The film begins in 1915, just before the Ottoman government began to round up Armenians for extermination. Nazaret is ripped from his family and taken to a desert work camp where he breaks rocks in the hot sun and is asked to renounce his Christian faith. Most of the men in his camp refuse, but the man with the Christ-like name ends up the only survivor of a massacre by Ottoman soldiers.

The man who spares Nazaret’s life left him with a cut that severed his vocal cords, so Nazaret must use his wits and perseverance to escape the war around him. He is taken in by a kindly Muslim soap maker who ends converting his factory in Aleppo into a refuge for displaced Armenians. It is in this refuge that Nazaret learns that his daughters are still alive, which leads him on a long and frustrating journey around the world.
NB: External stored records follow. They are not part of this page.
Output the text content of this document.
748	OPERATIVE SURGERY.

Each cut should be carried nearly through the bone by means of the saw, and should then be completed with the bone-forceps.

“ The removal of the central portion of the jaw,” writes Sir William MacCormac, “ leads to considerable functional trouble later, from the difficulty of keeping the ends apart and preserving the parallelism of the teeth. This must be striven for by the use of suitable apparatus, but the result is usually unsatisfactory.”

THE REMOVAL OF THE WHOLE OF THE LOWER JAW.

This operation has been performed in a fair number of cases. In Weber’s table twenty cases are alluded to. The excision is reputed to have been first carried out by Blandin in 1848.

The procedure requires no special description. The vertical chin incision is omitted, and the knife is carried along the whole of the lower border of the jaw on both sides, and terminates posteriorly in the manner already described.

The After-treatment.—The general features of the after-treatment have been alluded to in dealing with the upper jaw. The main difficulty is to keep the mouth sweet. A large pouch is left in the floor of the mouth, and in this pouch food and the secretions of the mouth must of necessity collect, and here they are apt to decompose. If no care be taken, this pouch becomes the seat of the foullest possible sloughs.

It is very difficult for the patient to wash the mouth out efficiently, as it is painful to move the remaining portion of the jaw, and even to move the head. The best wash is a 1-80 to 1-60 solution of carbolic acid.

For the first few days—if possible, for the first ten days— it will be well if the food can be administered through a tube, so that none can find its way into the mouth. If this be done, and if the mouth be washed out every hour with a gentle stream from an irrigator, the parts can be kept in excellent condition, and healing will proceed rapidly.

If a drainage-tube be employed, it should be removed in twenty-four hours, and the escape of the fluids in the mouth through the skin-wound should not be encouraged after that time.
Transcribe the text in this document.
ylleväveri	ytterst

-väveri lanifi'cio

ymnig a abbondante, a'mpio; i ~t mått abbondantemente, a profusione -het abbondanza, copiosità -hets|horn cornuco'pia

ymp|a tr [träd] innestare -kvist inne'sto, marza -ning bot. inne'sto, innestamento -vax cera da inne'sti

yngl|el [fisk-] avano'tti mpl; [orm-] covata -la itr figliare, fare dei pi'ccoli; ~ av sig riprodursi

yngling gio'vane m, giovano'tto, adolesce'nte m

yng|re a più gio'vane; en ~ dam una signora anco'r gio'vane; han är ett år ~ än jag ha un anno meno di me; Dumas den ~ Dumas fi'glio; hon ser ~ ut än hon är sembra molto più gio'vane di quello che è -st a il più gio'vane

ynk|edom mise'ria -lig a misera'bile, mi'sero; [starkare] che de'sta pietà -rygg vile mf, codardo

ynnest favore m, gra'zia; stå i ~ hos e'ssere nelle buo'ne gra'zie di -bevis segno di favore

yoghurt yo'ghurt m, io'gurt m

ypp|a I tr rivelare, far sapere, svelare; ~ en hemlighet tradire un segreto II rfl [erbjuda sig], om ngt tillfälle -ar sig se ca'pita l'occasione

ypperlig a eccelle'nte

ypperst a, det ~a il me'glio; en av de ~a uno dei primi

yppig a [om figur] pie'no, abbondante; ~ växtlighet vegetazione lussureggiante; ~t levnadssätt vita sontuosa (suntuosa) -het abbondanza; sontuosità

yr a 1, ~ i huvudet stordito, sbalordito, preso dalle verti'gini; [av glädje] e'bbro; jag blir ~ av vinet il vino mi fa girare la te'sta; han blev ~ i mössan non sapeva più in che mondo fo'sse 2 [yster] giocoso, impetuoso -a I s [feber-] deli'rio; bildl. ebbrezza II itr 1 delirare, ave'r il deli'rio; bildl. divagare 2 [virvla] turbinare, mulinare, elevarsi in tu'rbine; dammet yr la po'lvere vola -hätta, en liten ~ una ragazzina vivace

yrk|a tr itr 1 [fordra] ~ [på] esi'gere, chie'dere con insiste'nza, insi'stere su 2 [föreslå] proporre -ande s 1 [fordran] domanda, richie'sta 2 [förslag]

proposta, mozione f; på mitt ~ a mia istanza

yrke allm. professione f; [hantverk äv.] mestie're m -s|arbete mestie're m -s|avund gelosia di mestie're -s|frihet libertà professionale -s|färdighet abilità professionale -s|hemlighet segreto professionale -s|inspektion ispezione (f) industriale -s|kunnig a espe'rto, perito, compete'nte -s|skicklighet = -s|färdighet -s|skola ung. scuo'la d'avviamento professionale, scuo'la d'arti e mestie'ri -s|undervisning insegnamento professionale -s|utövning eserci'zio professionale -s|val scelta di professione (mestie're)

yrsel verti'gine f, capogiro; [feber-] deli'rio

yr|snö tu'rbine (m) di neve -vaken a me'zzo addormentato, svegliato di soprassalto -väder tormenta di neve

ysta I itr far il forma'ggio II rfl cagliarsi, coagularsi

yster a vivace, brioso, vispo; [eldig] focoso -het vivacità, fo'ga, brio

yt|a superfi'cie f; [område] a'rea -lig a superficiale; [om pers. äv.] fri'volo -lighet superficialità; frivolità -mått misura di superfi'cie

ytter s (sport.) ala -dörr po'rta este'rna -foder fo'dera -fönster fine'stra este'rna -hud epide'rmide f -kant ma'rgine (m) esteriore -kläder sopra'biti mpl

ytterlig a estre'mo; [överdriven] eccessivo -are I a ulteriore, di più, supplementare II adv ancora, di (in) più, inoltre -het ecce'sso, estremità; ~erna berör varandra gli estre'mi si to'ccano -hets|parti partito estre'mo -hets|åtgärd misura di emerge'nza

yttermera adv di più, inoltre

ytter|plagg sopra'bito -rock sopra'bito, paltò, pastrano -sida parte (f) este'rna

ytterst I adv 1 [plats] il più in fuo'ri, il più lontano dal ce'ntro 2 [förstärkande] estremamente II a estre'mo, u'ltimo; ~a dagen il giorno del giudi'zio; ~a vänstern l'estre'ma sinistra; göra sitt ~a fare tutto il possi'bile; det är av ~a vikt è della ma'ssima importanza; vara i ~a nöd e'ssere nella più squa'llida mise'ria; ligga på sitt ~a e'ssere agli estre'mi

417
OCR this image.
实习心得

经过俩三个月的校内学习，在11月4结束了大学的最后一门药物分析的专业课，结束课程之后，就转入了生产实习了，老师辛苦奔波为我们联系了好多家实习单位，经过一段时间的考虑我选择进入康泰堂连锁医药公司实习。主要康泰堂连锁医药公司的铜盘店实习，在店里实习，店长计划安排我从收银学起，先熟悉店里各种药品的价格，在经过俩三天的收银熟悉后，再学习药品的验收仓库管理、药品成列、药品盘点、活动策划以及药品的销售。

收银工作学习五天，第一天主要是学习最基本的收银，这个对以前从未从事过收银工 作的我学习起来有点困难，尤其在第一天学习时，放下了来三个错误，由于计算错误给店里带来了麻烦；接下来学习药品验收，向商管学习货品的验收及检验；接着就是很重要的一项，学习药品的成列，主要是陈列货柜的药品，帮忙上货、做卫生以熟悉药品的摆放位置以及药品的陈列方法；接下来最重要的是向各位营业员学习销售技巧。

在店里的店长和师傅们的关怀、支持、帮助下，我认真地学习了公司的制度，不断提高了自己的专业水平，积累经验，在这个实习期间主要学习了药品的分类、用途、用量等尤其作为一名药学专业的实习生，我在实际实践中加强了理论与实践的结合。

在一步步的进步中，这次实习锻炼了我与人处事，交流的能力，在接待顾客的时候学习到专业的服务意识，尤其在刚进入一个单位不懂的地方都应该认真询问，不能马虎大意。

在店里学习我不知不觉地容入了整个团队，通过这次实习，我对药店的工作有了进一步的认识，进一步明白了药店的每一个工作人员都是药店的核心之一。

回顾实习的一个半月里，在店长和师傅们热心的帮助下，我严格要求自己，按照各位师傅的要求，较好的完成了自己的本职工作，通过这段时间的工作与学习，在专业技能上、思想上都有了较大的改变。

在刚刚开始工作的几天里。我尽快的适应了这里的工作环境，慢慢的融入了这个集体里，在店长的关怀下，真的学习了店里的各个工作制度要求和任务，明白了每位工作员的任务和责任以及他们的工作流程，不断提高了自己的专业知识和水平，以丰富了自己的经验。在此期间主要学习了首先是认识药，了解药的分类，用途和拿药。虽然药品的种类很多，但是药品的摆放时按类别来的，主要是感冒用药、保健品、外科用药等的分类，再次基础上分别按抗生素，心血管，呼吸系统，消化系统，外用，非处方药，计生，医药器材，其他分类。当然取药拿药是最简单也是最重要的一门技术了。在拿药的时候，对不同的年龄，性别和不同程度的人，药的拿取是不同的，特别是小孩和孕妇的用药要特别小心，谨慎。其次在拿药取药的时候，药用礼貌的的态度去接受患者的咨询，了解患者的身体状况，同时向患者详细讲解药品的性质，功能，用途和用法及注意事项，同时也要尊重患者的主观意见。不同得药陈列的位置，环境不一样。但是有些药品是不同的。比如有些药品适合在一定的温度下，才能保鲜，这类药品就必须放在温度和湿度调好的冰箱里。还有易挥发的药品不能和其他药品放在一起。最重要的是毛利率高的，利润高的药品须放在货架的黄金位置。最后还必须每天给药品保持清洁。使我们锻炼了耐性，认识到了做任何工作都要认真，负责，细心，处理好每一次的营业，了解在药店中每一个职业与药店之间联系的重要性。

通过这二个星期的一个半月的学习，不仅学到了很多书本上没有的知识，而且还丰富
Akin did a lot of research for the film, which he co-wrote with Mardik Martin, a writer of Armenian descent whose scripts include Raging Bull and Mean Streets. But Akin’s tale is less urban grit than global epic. The Cut is not based on a specific true story, but in Akin’s research he found diaries of Armenians who ended up in Havana, which plays a part in this film. Much as Nazaret’s story is a composite of the Armenian struggle, so his film is fueled by inspiration from Italian arthouse directors like Bernardo Bertolucci to Sergio Leone’s spaghetti westerns. The desert landscape (shot in Jordan) of Nazaret’s journey makes it ripe for a western, and the score by Alexander Hacke encourages this. Despite his symbolic name, and specific quest, Nazaret is like a variation of Clint Eastwood’s Man with no Name, a lone and determined traveler.

Born in Germany to Turkish parents, Akin thought it was time for Turkey to deal with the Armenian genocide. It is still a contentious topic; after speaking to the Turkish-Armenian newspaper Agos about the film, both the director and the newspaper received death threats. But as Akin told the New York Times, “I’ve shown the film to people who deny the fact that 1915 was a genocide and to people who accept it and both groups had the same emotional impact. I hope the film could be seen as a bridge.”

The Cut is the final part of what Akin calls his “Love, Death and the Devil” trilogy, which starts with the excellent Head-On (2004) and continues with the less successful Edge of Heaven (2007). The trilogy’s previous installments have been melodramas, and as Akin turns to address a historical blight in the land of his descendants, he’s taken a powerful tale of genocide and a severed family and made from it a melodramatic western. Cornier and more epic than his previous films, The Cut is an effective and old-fashioned weeper about a volatile time for the Armenian people.

The Cut
Directed by Fatih Akin
Written by Fatih Akin and Mardik Martin
With Tahar Rahim, Simon Abkarian, Makram Khoury
Unrated, but contains nudity and the graphic violence
138 minutes
Opens today at E Street Landmark Cinema.